If I am very relaxed when I'm learning something but very tense when trying to recall it, then there is a mismatch; different states, you see. If I learn some information about, say, a colleague during a time when I am very angry, I am more likely to remember those facts next time I'm really angry.
If I revise for tests with the TV on but sit the test in total silence, I may have to imagine the TV show that was on (in the background) before I can recall the test answers. This would act as a prompt to help my recall. The TV show has nothing to do with the content of what I'm recalling, but it creates the context.
When trying to recall information you've learned, take a few seconds to re-evoke in your mind the way you were feeling, even your physical surroundings, when you were actually learning it - this will improve your rate of recall no end.

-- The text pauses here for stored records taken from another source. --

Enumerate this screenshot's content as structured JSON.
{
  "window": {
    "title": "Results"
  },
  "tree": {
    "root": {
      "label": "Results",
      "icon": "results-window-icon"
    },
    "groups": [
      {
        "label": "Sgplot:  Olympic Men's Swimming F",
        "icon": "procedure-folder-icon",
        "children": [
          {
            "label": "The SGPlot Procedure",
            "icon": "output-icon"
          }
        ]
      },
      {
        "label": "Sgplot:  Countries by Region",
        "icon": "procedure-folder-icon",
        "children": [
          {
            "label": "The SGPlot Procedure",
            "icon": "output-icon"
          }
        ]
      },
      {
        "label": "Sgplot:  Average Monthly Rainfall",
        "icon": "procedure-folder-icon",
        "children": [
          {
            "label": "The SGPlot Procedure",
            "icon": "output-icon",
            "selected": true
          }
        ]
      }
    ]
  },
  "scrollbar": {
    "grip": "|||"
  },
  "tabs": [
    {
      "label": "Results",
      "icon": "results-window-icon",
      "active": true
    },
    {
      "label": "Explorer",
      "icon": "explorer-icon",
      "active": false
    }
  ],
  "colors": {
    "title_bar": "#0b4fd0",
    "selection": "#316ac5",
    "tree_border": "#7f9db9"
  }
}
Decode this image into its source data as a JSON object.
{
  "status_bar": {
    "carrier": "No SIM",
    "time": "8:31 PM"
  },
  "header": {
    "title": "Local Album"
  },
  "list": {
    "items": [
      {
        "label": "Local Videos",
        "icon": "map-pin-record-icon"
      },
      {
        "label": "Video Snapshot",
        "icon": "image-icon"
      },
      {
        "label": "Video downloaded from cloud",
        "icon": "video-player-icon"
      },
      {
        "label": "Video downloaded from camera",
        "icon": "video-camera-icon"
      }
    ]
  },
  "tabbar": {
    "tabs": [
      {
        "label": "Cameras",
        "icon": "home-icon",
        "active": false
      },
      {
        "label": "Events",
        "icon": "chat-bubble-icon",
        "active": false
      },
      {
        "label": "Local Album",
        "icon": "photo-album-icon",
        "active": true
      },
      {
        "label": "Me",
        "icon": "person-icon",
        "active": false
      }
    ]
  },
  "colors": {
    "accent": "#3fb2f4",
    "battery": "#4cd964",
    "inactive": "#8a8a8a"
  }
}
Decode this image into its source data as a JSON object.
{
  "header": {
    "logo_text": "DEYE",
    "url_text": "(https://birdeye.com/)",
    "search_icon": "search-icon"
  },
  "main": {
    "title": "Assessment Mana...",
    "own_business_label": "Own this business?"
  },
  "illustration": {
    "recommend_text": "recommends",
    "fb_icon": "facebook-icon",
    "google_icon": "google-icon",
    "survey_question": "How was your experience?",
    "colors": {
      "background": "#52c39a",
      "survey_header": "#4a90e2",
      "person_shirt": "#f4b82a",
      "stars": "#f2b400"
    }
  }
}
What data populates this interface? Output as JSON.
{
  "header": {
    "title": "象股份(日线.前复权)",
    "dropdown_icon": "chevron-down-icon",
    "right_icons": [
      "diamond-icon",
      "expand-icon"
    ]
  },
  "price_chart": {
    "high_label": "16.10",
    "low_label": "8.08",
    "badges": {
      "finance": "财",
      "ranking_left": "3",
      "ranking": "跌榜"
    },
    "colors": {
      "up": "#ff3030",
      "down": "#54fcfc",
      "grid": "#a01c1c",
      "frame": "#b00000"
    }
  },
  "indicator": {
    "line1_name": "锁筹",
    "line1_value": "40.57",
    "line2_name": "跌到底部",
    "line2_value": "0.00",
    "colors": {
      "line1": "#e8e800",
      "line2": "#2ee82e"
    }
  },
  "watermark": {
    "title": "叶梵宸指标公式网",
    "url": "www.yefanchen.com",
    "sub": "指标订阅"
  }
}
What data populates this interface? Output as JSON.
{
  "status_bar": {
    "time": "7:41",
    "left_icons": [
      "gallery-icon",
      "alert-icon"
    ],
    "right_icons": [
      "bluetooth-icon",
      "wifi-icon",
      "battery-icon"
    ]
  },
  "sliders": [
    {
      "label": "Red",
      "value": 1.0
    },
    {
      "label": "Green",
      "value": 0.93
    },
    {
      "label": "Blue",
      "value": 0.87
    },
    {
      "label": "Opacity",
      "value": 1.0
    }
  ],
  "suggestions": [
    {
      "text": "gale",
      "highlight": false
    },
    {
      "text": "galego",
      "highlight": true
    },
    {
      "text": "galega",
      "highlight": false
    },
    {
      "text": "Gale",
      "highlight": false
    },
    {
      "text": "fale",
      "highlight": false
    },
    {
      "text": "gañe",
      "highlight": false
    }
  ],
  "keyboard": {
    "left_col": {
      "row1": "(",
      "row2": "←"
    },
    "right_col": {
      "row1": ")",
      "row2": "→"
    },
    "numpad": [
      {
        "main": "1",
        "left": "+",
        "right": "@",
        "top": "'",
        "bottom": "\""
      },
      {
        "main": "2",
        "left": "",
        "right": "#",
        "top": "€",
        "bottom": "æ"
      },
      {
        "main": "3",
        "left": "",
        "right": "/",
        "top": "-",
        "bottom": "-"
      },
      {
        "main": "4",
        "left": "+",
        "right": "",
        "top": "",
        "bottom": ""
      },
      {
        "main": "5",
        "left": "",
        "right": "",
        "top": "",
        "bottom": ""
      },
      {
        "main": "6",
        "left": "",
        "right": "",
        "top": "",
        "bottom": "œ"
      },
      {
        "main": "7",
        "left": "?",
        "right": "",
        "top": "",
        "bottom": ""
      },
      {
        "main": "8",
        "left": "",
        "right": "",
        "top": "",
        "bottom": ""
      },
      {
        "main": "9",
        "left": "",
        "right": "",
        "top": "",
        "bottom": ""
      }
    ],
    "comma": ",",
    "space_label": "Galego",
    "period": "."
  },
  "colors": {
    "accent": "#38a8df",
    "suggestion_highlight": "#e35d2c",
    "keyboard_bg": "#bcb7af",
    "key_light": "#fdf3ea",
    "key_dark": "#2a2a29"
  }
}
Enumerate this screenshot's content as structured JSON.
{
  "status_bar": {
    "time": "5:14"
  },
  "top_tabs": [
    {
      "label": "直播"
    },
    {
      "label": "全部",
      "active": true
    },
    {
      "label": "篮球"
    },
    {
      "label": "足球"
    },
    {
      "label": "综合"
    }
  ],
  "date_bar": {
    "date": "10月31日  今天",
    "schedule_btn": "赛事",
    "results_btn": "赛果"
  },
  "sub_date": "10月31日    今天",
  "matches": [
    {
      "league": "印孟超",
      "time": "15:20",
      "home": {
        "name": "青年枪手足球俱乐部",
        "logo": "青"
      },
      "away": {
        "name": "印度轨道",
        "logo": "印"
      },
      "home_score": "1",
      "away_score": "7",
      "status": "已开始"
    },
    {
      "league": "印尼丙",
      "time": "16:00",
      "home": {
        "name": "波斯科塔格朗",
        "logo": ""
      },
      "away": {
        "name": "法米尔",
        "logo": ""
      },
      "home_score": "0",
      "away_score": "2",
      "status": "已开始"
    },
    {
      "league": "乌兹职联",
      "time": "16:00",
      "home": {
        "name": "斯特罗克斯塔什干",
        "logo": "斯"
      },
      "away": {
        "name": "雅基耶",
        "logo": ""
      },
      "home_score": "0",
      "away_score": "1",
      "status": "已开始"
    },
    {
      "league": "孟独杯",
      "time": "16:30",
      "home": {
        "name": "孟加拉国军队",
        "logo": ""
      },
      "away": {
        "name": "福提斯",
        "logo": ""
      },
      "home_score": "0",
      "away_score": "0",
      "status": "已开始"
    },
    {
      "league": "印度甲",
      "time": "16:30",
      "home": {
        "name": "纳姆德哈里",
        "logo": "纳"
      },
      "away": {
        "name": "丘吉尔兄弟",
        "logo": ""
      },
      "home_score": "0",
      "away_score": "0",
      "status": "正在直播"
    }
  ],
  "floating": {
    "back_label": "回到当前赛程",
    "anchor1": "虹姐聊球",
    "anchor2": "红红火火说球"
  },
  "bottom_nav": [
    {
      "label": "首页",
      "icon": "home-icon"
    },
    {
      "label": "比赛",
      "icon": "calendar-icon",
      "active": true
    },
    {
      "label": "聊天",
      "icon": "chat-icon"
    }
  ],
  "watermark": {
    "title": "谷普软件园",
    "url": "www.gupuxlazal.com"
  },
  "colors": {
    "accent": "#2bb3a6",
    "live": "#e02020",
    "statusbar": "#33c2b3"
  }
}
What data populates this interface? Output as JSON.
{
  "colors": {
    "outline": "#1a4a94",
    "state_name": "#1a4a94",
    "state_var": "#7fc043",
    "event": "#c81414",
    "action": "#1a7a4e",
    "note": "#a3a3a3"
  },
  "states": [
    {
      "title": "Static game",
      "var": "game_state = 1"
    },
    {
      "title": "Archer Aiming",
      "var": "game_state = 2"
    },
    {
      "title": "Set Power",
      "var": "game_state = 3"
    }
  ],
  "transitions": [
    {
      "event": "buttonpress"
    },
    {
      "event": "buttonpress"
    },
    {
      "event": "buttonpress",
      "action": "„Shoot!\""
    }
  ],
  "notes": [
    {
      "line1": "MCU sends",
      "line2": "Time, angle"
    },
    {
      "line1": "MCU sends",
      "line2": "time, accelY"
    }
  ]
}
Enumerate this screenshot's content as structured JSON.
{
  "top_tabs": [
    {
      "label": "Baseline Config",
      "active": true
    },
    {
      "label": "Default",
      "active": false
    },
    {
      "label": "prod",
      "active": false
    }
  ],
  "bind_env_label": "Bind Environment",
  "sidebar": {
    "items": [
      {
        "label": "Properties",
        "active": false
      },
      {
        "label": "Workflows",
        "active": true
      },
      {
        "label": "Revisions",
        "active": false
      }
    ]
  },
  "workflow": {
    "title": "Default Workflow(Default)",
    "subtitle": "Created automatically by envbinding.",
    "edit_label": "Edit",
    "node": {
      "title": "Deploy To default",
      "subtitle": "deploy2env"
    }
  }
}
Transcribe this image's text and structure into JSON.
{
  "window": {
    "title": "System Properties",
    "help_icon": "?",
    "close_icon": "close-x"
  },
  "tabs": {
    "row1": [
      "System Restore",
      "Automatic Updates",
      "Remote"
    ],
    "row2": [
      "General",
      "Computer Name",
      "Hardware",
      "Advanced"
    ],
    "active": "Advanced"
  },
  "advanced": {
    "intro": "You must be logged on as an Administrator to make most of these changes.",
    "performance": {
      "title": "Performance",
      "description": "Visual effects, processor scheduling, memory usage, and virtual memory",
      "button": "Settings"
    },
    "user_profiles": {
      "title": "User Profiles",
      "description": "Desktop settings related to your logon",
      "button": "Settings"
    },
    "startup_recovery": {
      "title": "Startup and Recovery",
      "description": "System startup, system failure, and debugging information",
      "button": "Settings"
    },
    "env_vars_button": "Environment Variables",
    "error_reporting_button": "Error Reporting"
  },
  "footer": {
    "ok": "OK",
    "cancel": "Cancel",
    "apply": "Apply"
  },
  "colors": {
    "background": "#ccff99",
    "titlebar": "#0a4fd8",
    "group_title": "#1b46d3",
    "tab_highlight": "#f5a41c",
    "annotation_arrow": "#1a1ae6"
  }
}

As with the mnemonic system, once you've done this a few times the memory becomes so strong that you'll no longer need to use these strategies. I now know instantly, for example, that Minsk is the capital of Belarus without having to recall a college pal's infatuation.
True concentration can accomplish just about everything you can think or dream of. Alexander Graham Bell, inventor of the telephone, famously said: "Concentrate all your thoughts upon the work at hand. The sun's rays do not burn until brought to a focus."
Read these tips through, concentrate on them, and put them into practice. You'll find what you can learn, achieve, and recall will magnify and 'burn' a bright light in your life.